La democrazia è fatta di precedenti, che una volta affermati e concessi restano e divengono consuetudini. Comportamenti che ispirano e regolano per il futuro ulteriori decisioni delle Istituzioni, perché equiparati a fonti non scritte della Repubblica. Perciò il Quirinale, da sempre, presta molta attenzione a stabilire precedenti.
Fu questo uno dei motivi che indusse il Presidente Mattarella a non concedere a Salvini l’opportunità di reclutare i voti necessari a conquistare la maggioranza in Parlamento. Chiese che i deputati e i senatori interessati a sostenere quel governo si palesassero, unendosi in gruppi. Ciò non accadde. Nacque così il Conte I, sostenuto dal M5S e dalla Lega. Come non ricordare la fotografia di Conte, Di Maio e Salvini, soddisfatti e sorridenti, con le slide dei decreti sicurezza!
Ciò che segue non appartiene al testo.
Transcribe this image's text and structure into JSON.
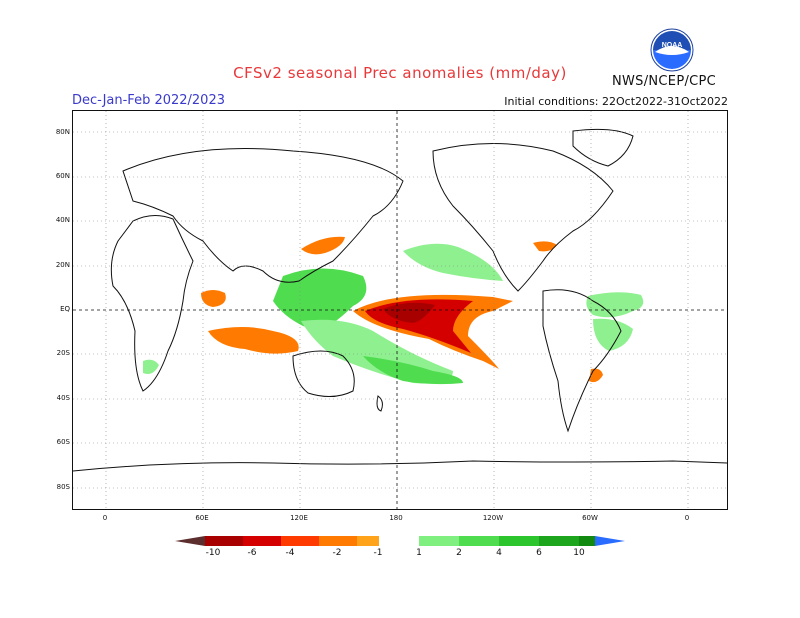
{
  "header": {
    "title": "CFSv2 seasonal Prec anomalies (mm/day)",
    "season": "Dec-Jan-Feb 2022/2023",
    "initial_conditions": "Initial conditions: 22Oct2022-31Oct2022",
    "agency": "NWS/NCEP/CPC"
  },
  "axes": {
    "lat_labels": [
      "80N",
      "60N",
      "40N",
      "20N",
      "EQ",
      "20S",
      "40S",
      "60S",
      "80S"
    ],
    "lon_labels": [
      "0",
      "60E",
      "120E",
      "180",
      "120W",
      "60W",
      "0"
    ]
  },
  "colorbar": {
    "labels": [
      "-10",
      "-6",
      "-4",
      "-2",
      "-1",
      "1",
      "2",
      "4",
      "6",
      "10"
    ],
    "colors": [
      "#5c2e2e",
      "#a80000",
      "#d40000",
      "#ff3a00",
      "#ff7a00",
      "#ffa31a",
      "#ffffff",
      "#7fef7f",
      "#4fdd4f",
      "#2dc52d",
      "#1ea51e",
      "#128a12",
      "#2a6cff"
    ]
  },
  "legend_colors": {
    "dry_strong": "#d40000",
    "dry": "#ff7a00",
    "wet": "#4fdd4f",
    "wet_light": "#8ff08f"
  }
}
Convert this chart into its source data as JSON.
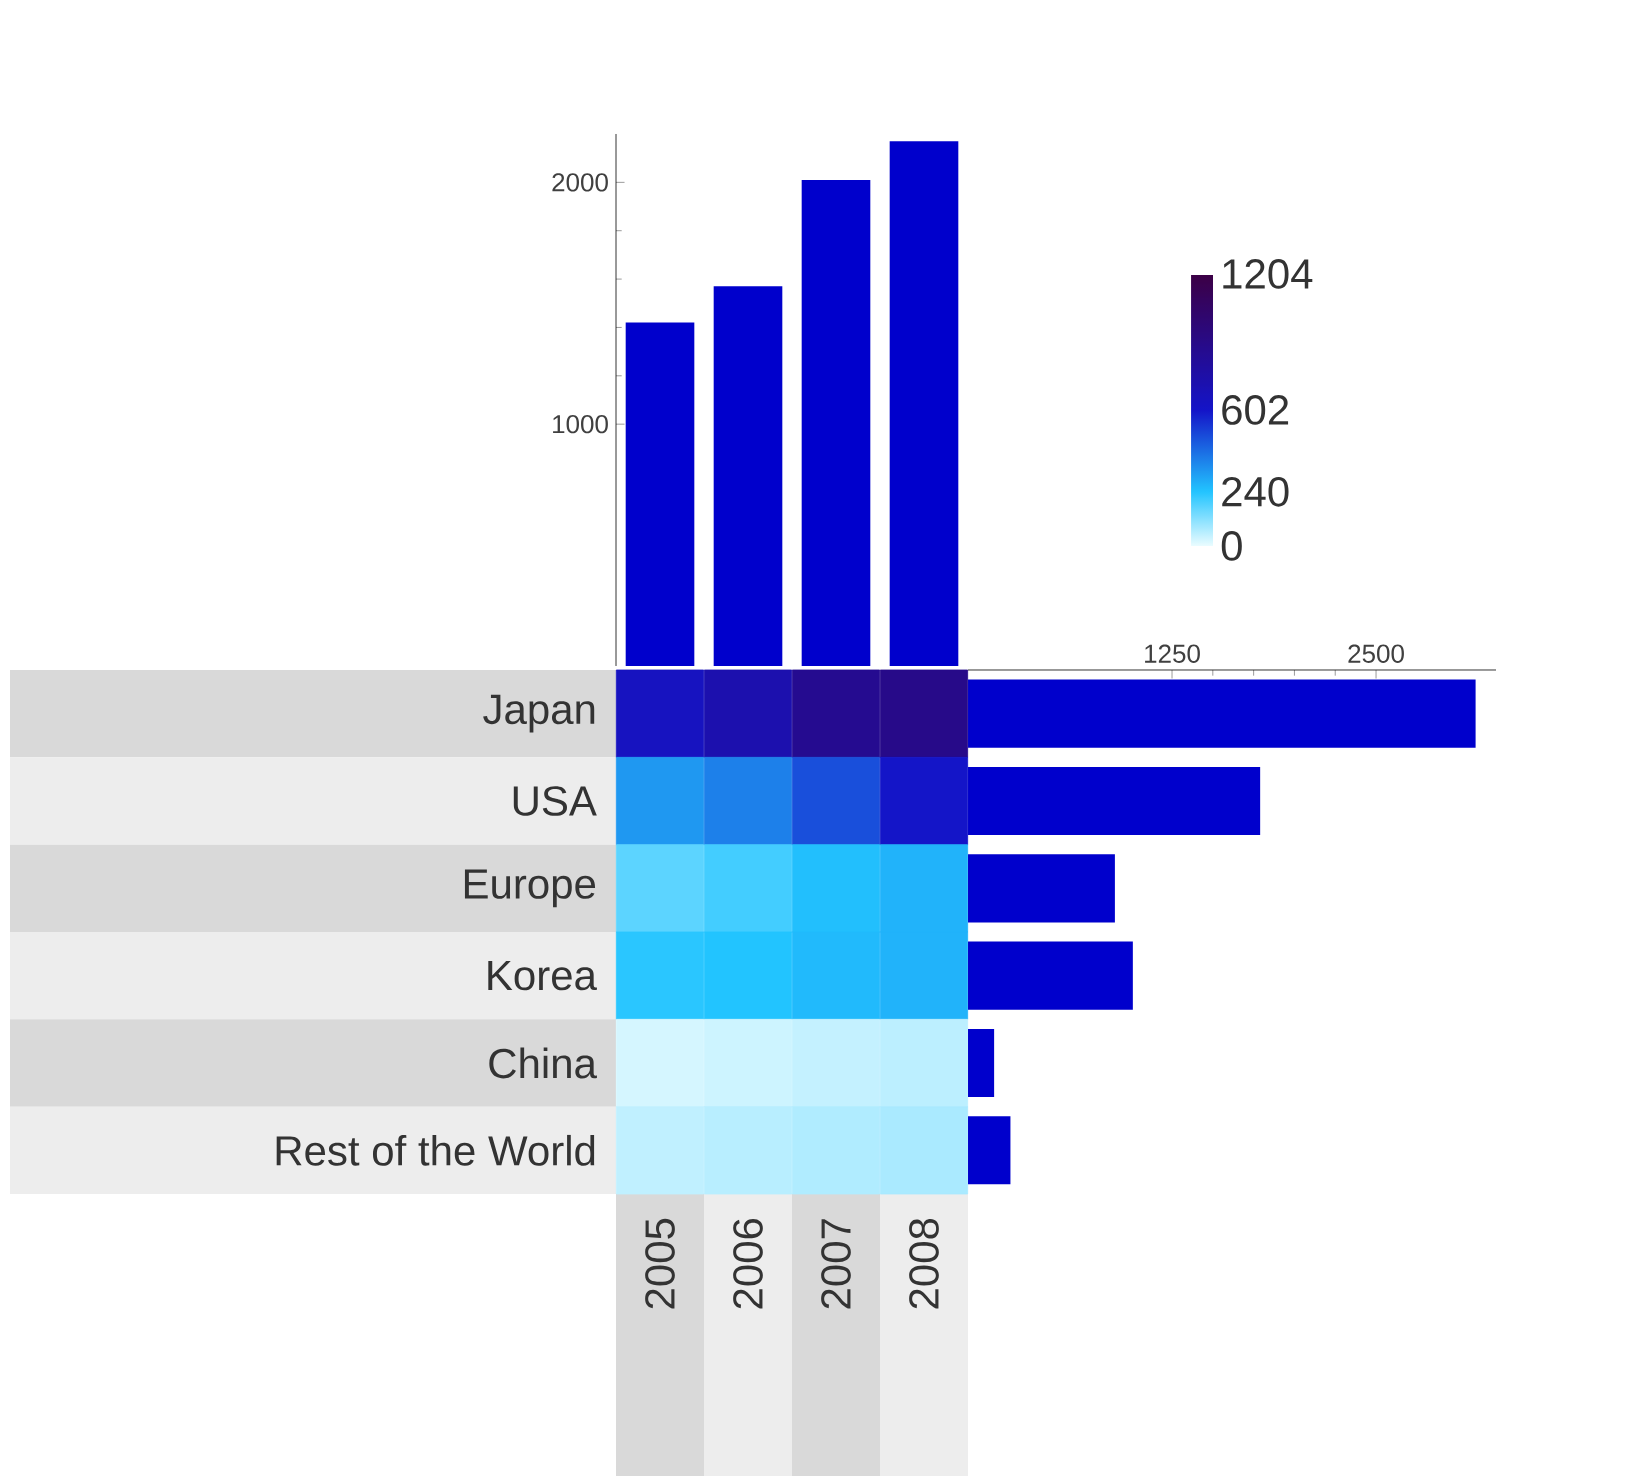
{
  "chart_data": [
    {
      "type": "bar",
      "categories": [
        null,
        null,
        null,
        null
      ],
      "values": [
        1420,
        1570,
        2010,
        2170
      ],
      "color": "#0000cc",
      "ylim": [
        0,
        2200
      ],
      "yticks": [
        1000,
        2000
      ],
      "tick_labels": "y"
    },
    {
      "type": "heatmap",
      "categories": [
        "2005",
        "2006",
        "2007",
        "2008"
      ],
      "y_categories": [
        "Japan",
        "USA",
        "Europe",
        "Korea",
        "China",
        "Rest of the World"
      ],
      "cells": [
        [
          640,
          720,
          860,
          890
        ],
        [
          330,
          380,
          480,
          600
        ],
        [
          170,
          200,
          250,
          275
        ],
        [
          230,
          240,
          260,
          275
        ],
        [
          25,
          35,
          45,
          55
        ],
        [
          50,
          60,
          70,
          77
        ]
      ],
      "clim": [
        0,
        1204
      ],
      "cticks": [
        0,
        240,
        602,
        1204
      ]
    },
    {
      "type": "bar",
      "orientation": "horizontal",
      "categories": [
        null,
        null,
        null,
        null,
        null,
        null
      ],
      "values": [
        3110,
        1790,
        900,
        1010,
        160,
        260
      ],
      "color": "#0000cc",
      "xlim": [
        0,
        3235
      ],
      "xticks": [
        1250,
        2500
      ],
      "tick_labels": "x"
    }
  ]
}
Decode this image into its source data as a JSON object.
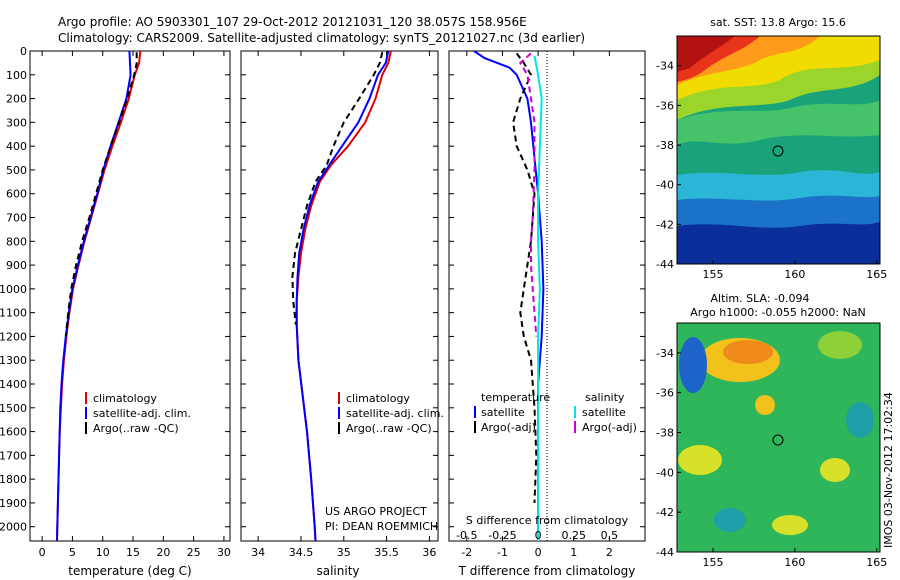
{
  "header": {
    "line1": "Argo profile: AO 5903301_107 29-Oct-2012 20121031_120 38.057S 158.956E",
    "line2": "Climatology: CARS2009. Satellite-adjusted climatology: synTS_20121027.nc (3d earlier)"
  },
  "side_stamp": "IMOS 03-Nov-2012 17:02:34",
  "project": {
    "line1": "US ARGO PROJECT",
    "line2": "PI: DEAN ROEMMICH"
  },
  "colors": {
    "climatology": "#e00000",
    "satellite": "#0000ff",
    "argo": "#000000",
    "satellite_s": "#00e5e5",
    "argo_s": "#cc00cc"
  },
  "chart_data": [
    {
      "id": "temperature",
      "type": "line",
      "xlabel": "temperature (deg C)",
      "ylabel": "",
      "xlim": [
        -2,
        31
      ],
      "ylim": [
        2060,
        0
      ],
      "xticks": [
        0,
        5,
        10,
        15,
        20,
        25,
        30
      ],
      "yticks": [
        0,
        100,
        200,
        300,
        400,
        500,
        600,
        700,
        800,
        900,
        1000,
        1100,
        1200,
        1300,
        1400,
        1500,
        1600,
        1700,
        1800,
        1900,
        2000
      ],
      "legend": [
        "climatology",
        "satellite-adj. clim.",
        "Argo(..raw -QC)"
      ],
      "series": [
        {
          "name": "climatology",
          "color": "#e00000",
          "dash": "",
          "points": [
            [
              16.2,
              0
            ],
            [
              16.0,
              50
            ],
            [
              15.3,
              100
            ],
            [
              14.3,
              200
            ],
            [
              13.0,
              300
            ],
            [
              11.6,
              400
            ],
            [
              10.3,
              500
            ],
            [
              9.2,
              600
            ],
            [
              8.1,
              700
            ],
            [
              7.0,
              800
            ],
            [
              6.0,
              900
            ],
            [
              5.1,
              1000
            ],
            [
              4.5,
              1100
            ],
            [
              4.0,
              1200
            ],
            [
              3.6,
              1300
            ],
            [
              3.3,
              1400
            ],
            [
              3.1,
              1500
            ],
            [
              2.9,
              1600
            ],
            [
              2.8,
              1700
            ],
            [
              2.7,
              1800
            ],
            [
              2.6,
              1900
            ],
            [
              2.5,
              2000
            ],
            [
              2.45,
              2060
            ]
          ]
        },
        {
          "name": "satellite-adj. clim.",
          "color": "#0000ff",
          "dash": "",
          "points": [
            [
              14.4,
              0
            ],
            [
              14.5,
              50
            ],
            [
              14.6,
              100
            ],
            [
              13.9,
              200
            ],
            [
              12.6,
              300
            ],
            [
              11.3,
              400
            ],
            [
              10.1,
              500
            ],
            [
              9.1,
              600
            ],
            [
              8.0,
              700
            ],
            [
              6.9,
              800
            ],
            [
              5.9,
              900
            ],
            [
              5.0,
              1000
            ],
            [
              4.4,
              1100
            ],
            [
              3.9,
              1200
            ],
            [
              3.5,
              1300
            ],
            [
              3.2,
              1400
            ],
            [
              3.0,
              1500
            ],
            [
              2.9,
              1600
            ],
            [
              2.8,
              1700
            ],
            [
              2.7,
              1800
            ],
            [
              2.6,
              1900
            ],
            [
              2.5,
              2000
            ],
            [
              2.45,
              2060
            ]
          ]
        },
        {
          "name": "Argo(..raw -QC)",
          "color": "#000000",
          "dash": "6,4",
          "points": [
            [
              15.6,
              5
            ],
            [
              15.6,
              50
            ],
            [
              15.2,
              100
            ],
            [
              14.0,
              200
            ],
            [
              12.7,
              300
            ],
            [
              11.3,
              400
            ],
            [
              10.0,
              500
            ],
            [
              8.9,
              600
            ],
            [
              7.8,
              700
            ],
            [
              6.6,
              800
            ],
            [
              5.6,
              900
            ],
            [
              4.8,
              1000
            ],
            [
              4.3,
              1100
            ],
            [
              3.9,
              1200
            ]
          ]
        }
      ]
    },
    {
      "id": "salinity",
      "type": "line",
      "xlabel": "salinity",
      "ylabel": "",
      "xlim": [
        33.8,
        36.1
      ],
      "ylim": [
        2060,
        0
      ],
      "xticks": [
        34,
        34.5,
        35,
        35.5,
        36
      ],
      "legend": [
        "climatology",
        "satellite-adj. clim.",
        "Argo(..raw -QC)"
      ],
      "series": [
        {
          "name": "climatology",
          "color": "#e00000",
          "dash": "",
          "points": [
            [
              35.55,
              0
            ],
            [
              35.52,
              50
            ],
            [
              35.45,
              100
            ],
            [
              35.37,
              200
            ],
            [
              35.25,
              300
            ],
            [
              35.05,
              400
            ],
            [
              34.85,
              480
            ],
            [
              34.72,
              550
            ],
            [
              34.62,
              650
            ],
            [
              34.55,
              750
            ],
            [
              34.5,
              850
            ],
            [
              34.47,
              950
            ],
            [
              34.45,
              1050
            ],
            [
              34.45,
              1150
            ],
            [
              34.47,
              1300
            ],
            [
              34.52,
              1450
            ],
            [
              34.57,
              1600
            ],
            [
              34.62,
              1800
            ],
            [
              34.66,
              2000
            ],
            [
              34.67,
              2060
            ]
          ]
        },
        {
          "name": "satellite-adj. clim.",
          "color": "#0000ff",
          "dash": "",
          "points": [
            [
              35.52,
              0
            ],
            [
              35.49,
              50
            ],
            [
              35.4,
              100
            ],
            [
              35.3,
              200
            ],
            [
              35.17,
              300
            ],
            [
              34.98,
              400
            ],
            [
              34.83,
              480
            ],
            [
              34.7,
              550
            ],
            [
              34.6,
              650
            ],
            [
              34.53,
              750
            ],
            [
              34.48,
              850
            ],
            [
              34.46,
              950
            ],
            [
              34.45,
              1050
            ],
            [
              34.45,
              1150
            ],
            [
              34.47,
              1300
            ],
            [
              34.52,
              1450
            ],
            [
              34.57,
              1600
            ],
            [
              34.62,
              1800
            ],
            [
              34.66,
              2000
            ],
            [
              34.67,
              2060
            ]
          ]
        },
        {
          "name": "Argo(..raw -QC)",
          "color": "#000000",
          "dash": "6,4",
          "points": [
            [
              35.45,
              5
            ],
            [
              35.42,
              50
            ],
            [
              35.35,
              100
            ],
            [
              35.18,
              200
            ],
            [
              35.0,
              300
            ],
            [
              34.88,
              400
            ],
            [
              34.8,
              480
            ],
            [
              34.67,
              550
            ],
            [
              34.57,
              650
            ],
            [
              34.5,
              750
            ],
            [
              34.43,
              850
            ],
            [
              34.4,
              950
            ],
            [
              34.41,
              1050
            ],
            [
              34.44,
              1150
            ]
          ]
        }
      ]
    },
    {
      "id": "difference",
      "type": "line",
      "xlabel": "T difference from climatology",
      "top_axis_label": "S difference from climatology",
      "xlim": [
        -2.5,
        3
      ],
      "ylim": [
        2060,
        0
      ],
      "xticks": [
        -2,
        -1,
        0,
        1,
        2
      ],
      "top_ticks": [
        "-0.5",
        "-0.25",
        "0",
        "0.25",
        "0.5"
      ],
      "top_tick_values": [
        -2,
        -1,
        0,
        1,
        2
      ],
      "legend_headers": [
        "temperature",
        "salinity"
      ],
      "legend": [
        "satellite",
        "Argo(-adj)",
        "satellite",
        "Argo(-adj)"
      ],
      "series": [
        {
          "name": "satellite",
          "group": "temperature",
          "color": "#0000ff",
          "dash": "",
          "points": [
            [
              -1.8,
              0
            ],
            [
              -1.5,
              30
            ],
            [
              -0.8,
              70
            ],
            [
              -0.6,
              100
            ],
            [
              -0.3,
              200
            ],
            [
              -0.2,
              300
            ],
            [
              -0.1,
              450
            ],
            [
              0,
              600
            ],
            [
              0.1,
              800
            ],
            [
              0.15,
              1000
            ],
            [
              0.1,
              1200
            ],
            [
              0,
              1400
            ],
            [
              0,
              2060
            ]
          ]
        },
        {
          "name": "Argo(-adj)",
          "group": "temperature",
          "color": "#000000",
          "dash": "6,4",
          "points": [
            [
              -0.6,
              10
            ],
            [
              -0.4,
              50
            ],
            [
              -0.2,
              100
            ],
            [
              -0.5,
              200
            ],
            [
              -0.7,
              300
            ],
            [
              -0.6,
              400
            ],
            [
              -0.3,
              500
            ],
            [
              -0.1,
              600
            ],
            [
              -0.2,
              800
            ],
            [
              -0.3,
              900
            ],
            [
              -0.4,
              1000
            ],
            [
              -0.5,
              1100
            ],
            [
              -0.4,
              1200
            ],
            [
              -0.2,
              1300
            ],
            [
              -0.1,
              1500
            ],
            [
              -0.05,
              1700
            ],
            [
              -0.1,
              1900
            ]
          ]
        },
        {
          "name": "satellite",
          "group": "salinity",
          "color": "#00e5e5",
          "dash": "",
          "points": [
            [
              -0.1,
              20
            ],
            [
              0,
              100
            ],
            [
              0.1,
              200
            ],
            [
              0.05,
              400
            ],
            [
              0,
              600
            ],
            [
              0,
              800
            ],
            [
              0.05,
              1000
            ],
            [
              0,
              1200
            ],
            [
              0,
              2060
            ]
          ]
        },
        {
          "name": "Argo(-adj)",
          "group": "salinity",
          "color": "#cc00cc",
          "dash": "6,4",
          "points": [
            [
              -0.2,
              10
            ],
            [
              -0.5,
              50
            ],
            [
              -0.3,
              100
            ],
            [
              -0.2,
              200
            ],
            [
              -0.1,
              300
            ],
            [
              -0.1,
              500
            ],
            [
              -0.15,
              700
            ],
            [
              -0.2,
              800
            ],
            [
              -0.2,
              900
            ],
            [
              -0.15,
              1000
            ],
            [
              -0.1,
              1100
            ],
            [
              -0.05,
              1200
            ]
          ]
        }
      ]
    },
    {
      "id": "sst_map",
      "type": "heatmap",
      "title": "sat. SST: 13.8 Argo: 15.6",
      "xlim": [
        152.8,
        165.2
      ],
      "ylim": [
        -44,
        -32.5
      ],
      "xticks": [
        155,
        160,
        165
      ],
      "yticks": [
        -34,
        -36,
        -38,
        -40,
        -42,
        -44
      ],
      "marker": {
        "lon": 158.956,
        "lat": -38.057
      }
    },
    {
      "id": "sla_map",
      "type": "heatmap",
      "title": "Altim. SLA: -0.094",
      "subtitle": "Argo h1000: -0.055 h2000: NaN",
      "xlim": [
        152.8,
        165.2
      ],
      "ylim": [
        -44,
        -32.5
      ],
      "xticks": [
        155,
        160,
        165
      ],
      "yticks": [
        -34,
        -36,
        -38,
        -40,
        -42,
        -44
      ],
      "marker": {
        "lon": 158.956,
        "lat": -38.057
      }
    }
  ]
}
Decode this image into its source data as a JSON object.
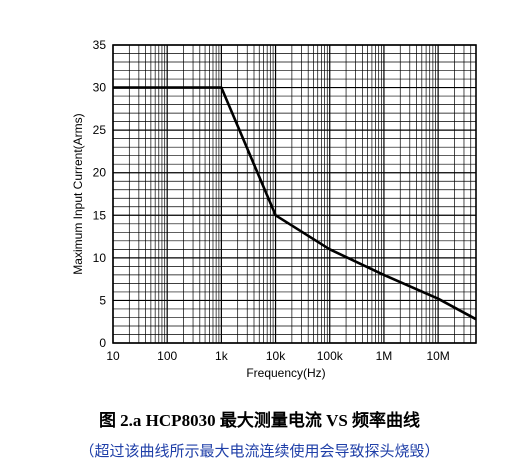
{
  "chart_data": {
    "type": "line",
    "xlabel": "Frequency(Hz)",
    "ylabel": "Maximum  Input Current(Arms)",
    "x_scale": "log",
    "xlim": [
      10,
      50000000
    ],
    "ylim": [
      0,
      35
    ],
    "x_ticks": [
      {
        "value": 10,
        "label": "10"
      },
      {
        "value": 100,
        "label": "100"
      },
      {
        "value": 1000,
        "label": "1k"
      },
      {
        "value": 10000,
        "label": "10k"
      },
      {
        "value": 100000,
        "label": "100k"
      },
      {
        "value": 1000000,
        "label": "1M"
      },
      {
        "value": 10000000,
        "label": "10M"
      }
    ],
    "y_ticks": [
      0,
      5,
      10,
      15,
      20,
      25,
      30,
      35
    ],
    "grid": true,
    "series": [
      {
        "x": [
          10,
          1000,
          10000,
          100000,
          1000000,
          10000000,
          50000000
        ],
        "y": [
          30,
          30,
          15,
          11,
          8,
          5.2,
          2.8
        ]
      }
    ],
    "colors": {
      "line": "#000000",
      "grid": "#000000",
      "text": "#000000"
    }
  },
  "caption": {
    "main": "图 2.a HCP8030 最大测量电流 VS 频率曲线",
    "sub": "（超过该曲线所示最大电流连续使用会导致探头烧毁）",
    "sub_color": "#1f3fa8"
  }
}
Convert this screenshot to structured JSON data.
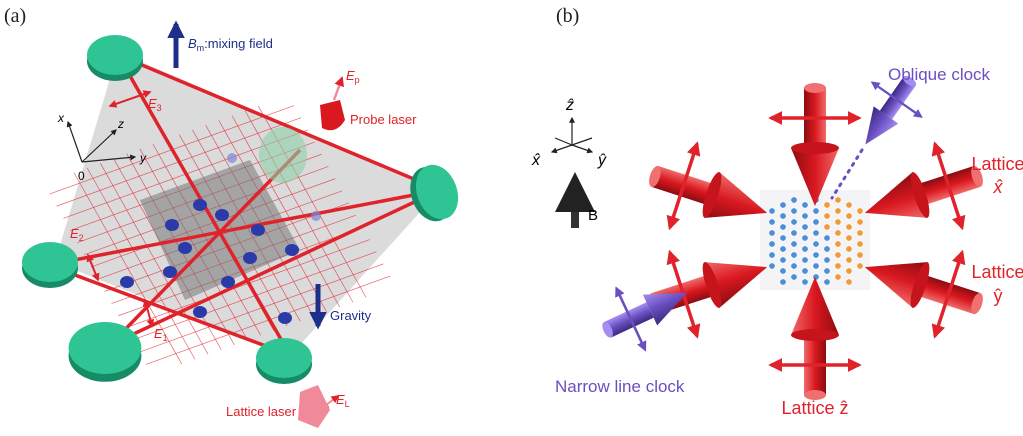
{
  "panel_a": {
    "label": "(a)",
    "mixing_field": {
      "symbol": "B",
      "subscript": "m",
      "text": ":mixing field"
    },
    "probe_field": {
      "symbol": "E",
      "subscript": "p"
    },
    "probe_laser": "Probe laser",
    "axes": {
      "x": "x",
      "y": "y",
      "z": "z",
      "origin": "0"
    },
    "e3": {
      "symbol": "E",
      "subscript": "3"
    },
    "e2": {
      "symbol": "E",
      "subscript": "2"
    },
    "e1": {
      "symbol": "E",
      "subscript": "1"
    },
    "gravity": "Gravity",
    "lattice_field": {
      "symbol": "E",
      "subscript": "L"
    },
    "lattice_laser": "Lattice laser"
  },
  "panel_b": {
    "label": "(b)",
    "axes": {
      "z": "ẑ",
      "x": "x̂",
      "y": "ŷ"
    },
    "field": "B",
    "oblique_clock": "Oblique clock",
    "lattice_x": [
      "Lattice",
      "x̂"
    ],
    "lattice_y": [
      "Lattice",
      "ŷ"
    ],
    "lattice_z": "Lattice ẑ",
    "narrow_line_clock": "Narrow line clock"
  }
}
L’opposizione del Partito Democratico a quel governo fu decisa e risoluta. Il PD era definito dal M5S come “il partito di Bibbiano”, che “toglieva i figli alle famiglie con l’elettroshock per venderseli”.
Dopo neppure un anno il M5S, rivendicando la propria natura di movimento post-ideologico, ruppe l’accordo con la Lega e ne sottoscrisse uno proprio con il PD e poi anche con Italia Viva. A guidarlo, ancora una volta, Giuseppe Conte, pronto a sostituire con disinvoltura la foto di Salvini con quella di Renzi e Zingaretti.
Una unione apparentemente solida. Tanto da far affermare a Conte: “Che io possa andare in Parlamento a cercare maggioranze alternative o che io voglia addirittura dare vita a un mio partito è pura fantasia. Non facciamo i peggiori ragionamenti da Prima Repubblica. Restituiamo alla politica la sua nobiltà, la sua nobile vocazione. Voliamo alto”.
Allo stesso modo Luigi Di Maio, dopo il taglio dei parlamentari, spiegava così il progetto di legge per imporre (contro la Costituzione) il vincolo di mandato, la battaglia finale del M5S per aprire il Parlamento come una scatoletta di tonno: “i partiti sono terrorizzati. Con questo metodo i traditori non potranno più vendersi al miglior offerente”.
Proprio in queste ore si è invece aperta una affannata caccia ai senatori disponibili a sostenere il terzo governo Conte, questa volta sostenuto da Clemente Mastella, tra i politici più disprezzati della cosiddetta prima Repubblica. Il Pd e il M5S, nella convinzione, forse fondata, di poter far digerire tutto agli italiani, con un prodigio linguistico, hanno addirittura trasformato i disprezzati Razzi e Scilipoti di Denis Verdini nei Responsabili e Costruttori di Conte e Mastella.
Molti ritengono che sia stato un errore, un azzardo, un atto irresponsabile aprire una verifica o, che dir si voglia, una crisi di governo in un momento tanto delicato, in piena pandemia e con la gestione del Recovery Fund. Questo giornale, al contrario, pensa che sia stata una scelta colpevolmente tardiva da parte di chi aveva il potere di farlo.
Abbiamo avuto, sin da marzo, una gestione caotica e confusa della pandemia: dalla mancata decisione sulla zona rossa di Alzano e Nembro alla dissennata estate che ha diffuso il virus in tutto il Paese sino al caos nelle scuole. Per non parlare del piano per l’utilizzo dei fondi del Next Generation EU, arrivato con ritardo e senza una chiara e definita idea di progresso e sviluppo per l’Italia. Irragionevole infine l’ottuso rifiuto, puramente ideologico, a utilizzare il MES, un prestito a interessi negativi per finanziare l’ammodernamento del nostro sistema sanitario.
Proprio perché l’Italia è chiamata a scelte di portata straordinaria ha bisogno di un governo guidato da un presidente con uno spessore politico superiore a quello che Conte ha dimostrato di avere governando senza soluzione di continuità con Salvini, Trump, Zingaretti e Renzi. I fatti dimostrano che i governi Conte uno e due sono tra i peggiori della storia della Repubblica. Provare a inserire maggiore qualità e competenza nell’esecutivo che per due anni ancora sarà chiamato a governare l’Italia non è un errore, è un dovere.